Itulah yang dilakukan para peneliti ini. Mereka menggunakan metode yang disebut DREAM (Driving Reliability and Error Analysis Method). DREAM adalah cara sistematis untuk mengklasifikasikan mengapa kecelakaan terjadi. Metode ini tidak berhenti pada "pengemudi mengebut." Ia terus menggali lebih dalam.
-
Pengemudi mengebut (A2.1 Speed: too high). Mengapa?
-
Karena dia salah menilai situasi (C2 Misjudgement of situation). Mengapa?
-
Karena dia melewatkan pengamatan (B1 Missed observation). Mengapa?
-
Karena rambu-rambu di persimpangan itu sangat buruk (Q1 Inadequate information design) dan dia tidak pernah dilatih dengan benar (N4 Inadequate training).

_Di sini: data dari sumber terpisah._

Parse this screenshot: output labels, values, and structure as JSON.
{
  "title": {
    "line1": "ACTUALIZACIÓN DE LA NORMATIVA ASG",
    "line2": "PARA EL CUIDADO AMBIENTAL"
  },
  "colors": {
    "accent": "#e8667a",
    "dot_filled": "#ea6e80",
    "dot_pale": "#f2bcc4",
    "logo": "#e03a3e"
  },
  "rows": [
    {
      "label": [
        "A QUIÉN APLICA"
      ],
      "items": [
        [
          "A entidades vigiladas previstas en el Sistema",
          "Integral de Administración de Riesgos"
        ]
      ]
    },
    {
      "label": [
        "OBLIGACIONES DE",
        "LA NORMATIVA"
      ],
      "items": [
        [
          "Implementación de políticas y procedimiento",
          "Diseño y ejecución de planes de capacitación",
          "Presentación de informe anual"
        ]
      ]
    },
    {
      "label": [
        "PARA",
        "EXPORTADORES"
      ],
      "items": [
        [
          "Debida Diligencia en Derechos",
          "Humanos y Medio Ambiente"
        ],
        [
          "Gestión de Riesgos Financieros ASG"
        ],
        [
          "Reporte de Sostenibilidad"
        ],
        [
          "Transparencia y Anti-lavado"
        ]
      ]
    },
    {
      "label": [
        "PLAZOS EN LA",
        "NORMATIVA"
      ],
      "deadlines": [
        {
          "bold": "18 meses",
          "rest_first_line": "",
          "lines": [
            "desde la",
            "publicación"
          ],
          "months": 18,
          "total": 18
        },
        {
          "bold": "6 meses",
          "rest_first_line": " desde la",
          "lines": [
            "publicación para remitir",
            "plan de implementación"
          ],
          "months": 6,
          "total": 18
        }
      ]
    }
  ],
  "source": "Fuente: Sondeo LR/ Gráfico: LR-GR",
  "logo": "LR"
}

Metode DREAM ini adalah kunci mengapa studi ini begitu kuat meskipun jumlah sampelnya kecil (hanya 28 kecelakaan). Para peneliti sendiri mengakui bahwa fokus mereka adalah pada "kualitas daripada kuantitas". Ini bukan statistik; ini adalah pendongengan forensik. Dan cerita yang mereka ungkapkan sangat mengerikan.
Mimpi Buruk di Balik Data: Angka-Angka yang Membuat Saya Berhenti Sejenak
Sebelum kita masuk ke "mengapa", kita perlu memahami "apa". Dan data mentahnya saja sudah cukup untuk membuat Anda merinding. Ini adalah beberapa statistik dari 28 kecelakaan fatal yang dianalisis, yang terus terngiang di kepala saya :
-
75% pejalan kaki tewas di persimpangan T (T-intersections). Awalnya ini mengejutkan saya. Persimpangan T seharusnya sederhana. Tetapi paper ini menjelaskan bahwa di daerah pedesaan Tiongkok, ini seringkali bukan persimpangan resmi. Mereka adalah "jalan cabang dan bahkan pintu rumah" yang langsung terhubung ke jalan raya tanpa peringatan. Ini adalah resep untuk bencana.
-
82% persimpangan tidak memiliki fasilitas pejalan kaki. Saya ulangi: delapan dari sepuluh persimpangan tidak memiliki apa-apa. Nol zebra cross. Nol rambu peringatan pejalan kaki. Nol perlindungan.
-
50% kecelakaan terjadi pada malam hari atau dalam kondisi cahaya redup. Dan inilah bagian terburuknya, yang membuat saya ternganga: Tidak ada (0%) dari persimpangan yang diteliti yang memiliki lampu penerangan jalan. Pejalan kaki menyeberang dalam kegelapan total di persimpangan tak bertanda.
-
61% kendaraan melebihi batas kecepatan. Ini adalah bahan bakar yang menyulut api.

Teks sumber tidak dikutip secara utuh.